Microchip Technology, Inc. shares are reaching an interesting resistance zone. The current technical chart pattern suggests that a breach of this level could lead to new upside potential. Investors have an opportunity to buy the stock and target the $ 200.
The company has strong fundamentals. More than 70% of companies have a lower mix of growth, profitability, debt and visibility.
Overall, and from a short-term perspective, the company presents an interesting fundamental situation.
The earnings growth currently anticipated by analysts for the coming years is particularly strong.
The company's EBITDA/Sales ratio is relatively high and results in high margins before depreciation, amortization and taxes.
Margins returned by the company are among the highest on the stock exchange list. Its core activity clears big profits.
Over the last twelve months, the sales forecast has been frequently revised upwards.
Upward revisions of sales forecast reflect a renewed optimism among the analysts covering the stock.
For the last twelve months, analysts have been gradually revising upwards their EPS forecast for the upcoming fiscal year.

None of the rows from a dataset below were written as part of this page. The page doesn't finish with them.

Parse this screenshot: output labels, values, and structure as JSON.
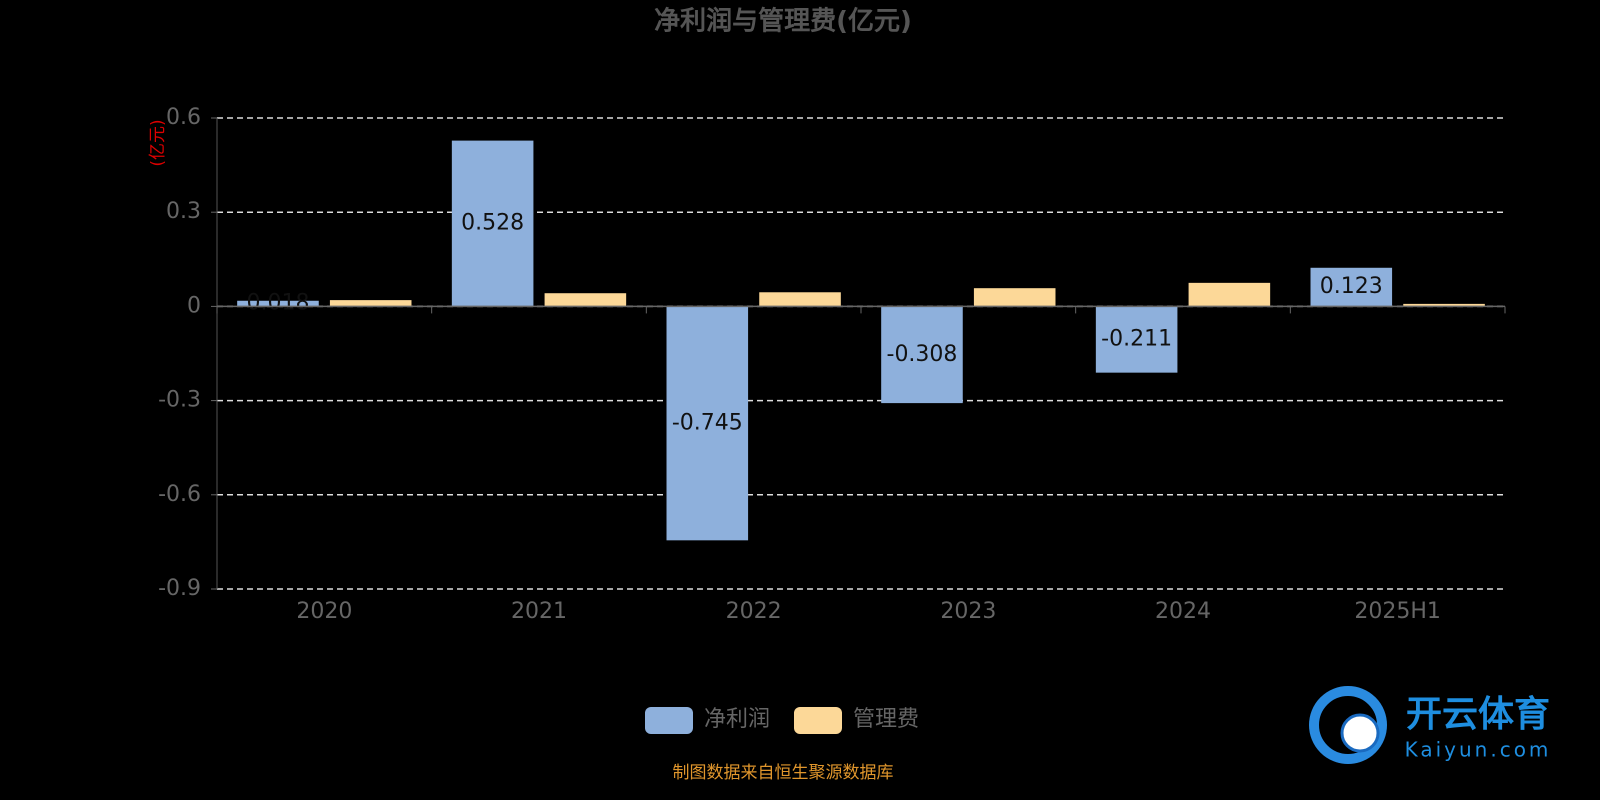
{
  "chart_data": {
    "type": "bar",
    "title": "净利润与管理费(亿元)",
    "y_axis_label": "(亿元)",
    "categories": [
      "2020",
      "2021",
      "2022",
      "2023",
      "2024",
      "2025H1"
    ],
    "series": [
      {
        "name": "净利润",
        "color": "#8eb0dc",
        "values": [
          0.018,
          0.528,
          -0.745,
          -0.308,
          -0.211,
          0.123
        ],
        "show_labels": true
      },
      {
        "name": "管理费",
        "color": "#fcd898",
        "values": [
          0.02,
          0.042,
          0.045,
          0.058,
          0.075,
          0.008
        ],
        "show_labels": false
      }
    ],
    "ylim": [
      -0.9,
      0.6
    ],
    "yticks": [
      -0.9,
      -0.6,
      -0.3,
      0,
      0.3,
      0.6
    ],
    "grid": true,
    "legend": "bottom",
    "source": "制图数据来自恒生聚源数据库",
    "watermark": {
      "name": "开云体育",
      "site": "Kaiyun.com"
    }
  }
}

For the last 4 months, the company has been enjoying highly positive EPS revisions, which were frequently and significantly raised.
Analysts have a positive opinion on this stock. Average consensus recommends overweighting or purchasing the stock.

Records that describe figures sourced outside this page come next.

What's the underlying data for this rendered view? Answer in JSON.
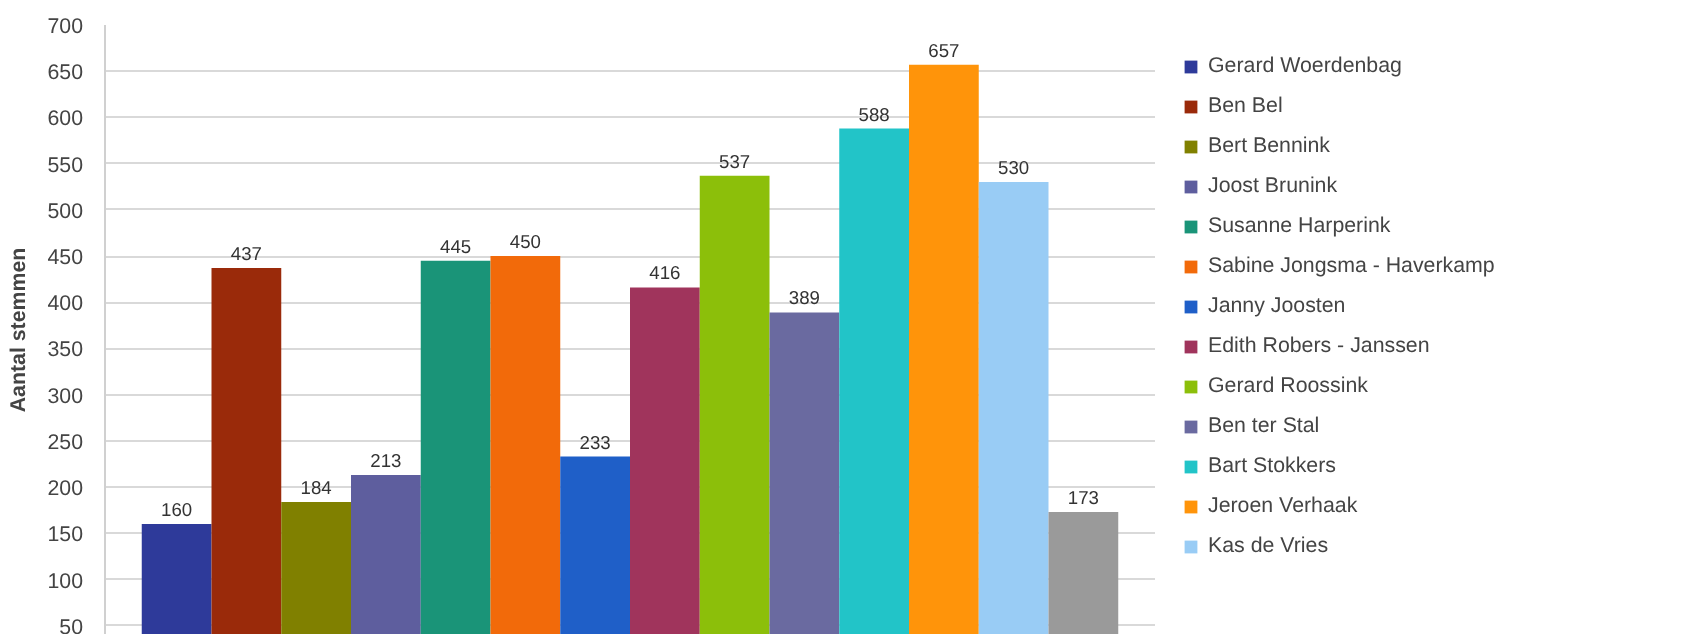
{
  "chart_data": {
    "type": "bar",
    "ylabel": "Aantal stemmen",
    "categories": [
      null
    ],
    "series": [
      {
        "name": "Gerard Woerdenbag",
        "color": "#2e3a9a",
        "values": [
          160
        ]
      },
      {
        "name": "Ben Bel",
        "color": "#9a2a0a",
        "values": [
          437
        ]
      },
      {
        "name": "Bert Bennink",
        "color": "#808000",
        "values": [
          184
        ]
      },
      {
        "name": "Joost Brunink",
        "color": "#5e5e9e",
        "values": [
          213
        ]
      },
      {
        "name": "Susanne Harperink",
        "color": "#1a9478",
        "values": [
          445
        ]
      },
      {
        "name": "Sabine Jongsma - Haverkamp",
        "color": "#f26a0a",
        "values": [
          450
        ]
      },
      {
        "name": "Janny Joosten",
        "color": "#1f5fc8",
        "values": [
          233
        ]
      },
      {
        "name": "Edith Robers - Janssen",
        "color": "#a0345c",
        "values": [
          416
        ]
      },
      {
        "name": "Gerard Roossink",
        "color": "#8cbf0a",
        "values": [
          537
        ]
      },
      {
        "name": "Ben ter Stal",
        "color": "#6a6aa0",
        "values": [
          389
        ]
      },
      {
        "name": "Bart Stokkers",
        "color": "#22c4c8",
        "values": [
          588
        ]
      },
      {
        "name": "Jeroen Verhaak",
        "color": "#ff940a",
        "values": [
          657
        ]
      },
      {
        "name": "Kas de Vries",
        "color": "#99ccf5",
        "values": [
          530
        ]
      },
      {
        "color": "#9a9a9a",
        "values": [
          173
        ]
      }
    ],
    "ylim": [
      40,
      700
    ],
    "yticks": [
      50,
      100,
      150,
      200,
      250,
      300,
      350,
      400,
      450,
      500,
      550,
      600,
      650,
      700
    ],
    "grid": "y",
    "legend": "right",
    "data_labels": true
  }
}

The group usually releases upbeat results with huge surprise rates.
One of the major weak points of the company is its financial situation.

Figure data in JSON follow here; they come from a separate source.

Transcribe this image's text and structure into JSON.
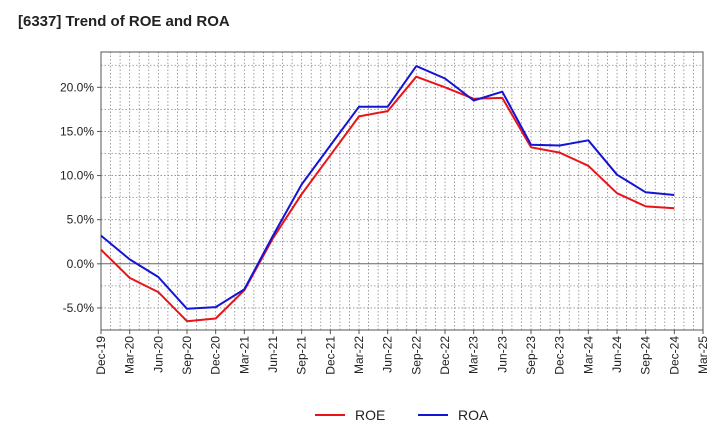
{
  "chart_data": {
    "type": "line",
    "title": "[6337]  Trend of ROE and ROA",
    "xlabel": "",
    "ylabel": "",
    "categories": [
      "Dec-19",
      "Mar-20",
      "Jun-20",
      "Sep-20",
      "Dec-20",
      "Mar-21",
      "Jun-21",
      "Sep-21",
      "Dec-21",
      "Mar-22",
      "Jun-22",
      "Sep-22",
      "Dec-22",
      "Mar-23",
      "Jun-23",
      "Sep-23",
      "Dec-23",
      "Mar-24",
      "Jun-24",
      "Sep-24",
      "Dec-24",
      "Mar-25"
    ],
    "ylim": [
      -7.5,
      24.0
    ],
    "yticks": [
      -5.0,
      0.0,
      5.0,
      10.0,
      15.0,
      20.0
    ],
    "ytick_labels": [
      "-5.0%",
      "0.0%",
      "5.0%",
      "10.0%",
      "15.0%",
      "20.0%"
    ],
    "grid": true,
    "legend_position": "bottom-center",
    "series": [
      {
        "name": "ROE",
        "color": "#e8141a",
        "values": [
          1.6,
          -1.6,
          -3.2,
          -6.5,
          -6.2,
          -3.0,
          2.9,
          7.9,
          12.3,
          16.7,
          17.3,
          21.2,
          20.0,
          18.7,
          18.8,
          13.2,
          12.6,
          11.1,
          8.0,
          6.5,
          6.3,
          null
        ]
      },
      {
        "name": "ROA",
        "color": "#1414d4",
        "values": [
          3.2,
          0.5,
          -1.5,
          -5.1,
          -4.9,
          -2.9,
          3.2,
          9.0,
          13.4,
          17.8,
          17.8,
          22.4,
          21.0,
          18.5,
          19.5,
          13.5,
          13.4,
          14.0,
          10.1,
          8.1,
          7.8,
          null
        ]
      }
    ]
  }
}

The company's valuation in terms of earnings multiples is rather high. Indeed, the firm is getting paid 39.71 times its estimated earnings per share for the ongoing year.
The company's "enterprise value to sales" ratio is among the highest in the world.
The company appears highly valued given the size of its balance sheet.
The firm pays small or no dividend to shareholders. For that reason, it is not a yield company.
The average consensus view of analysts covering the stock has deteriorated over the past four months.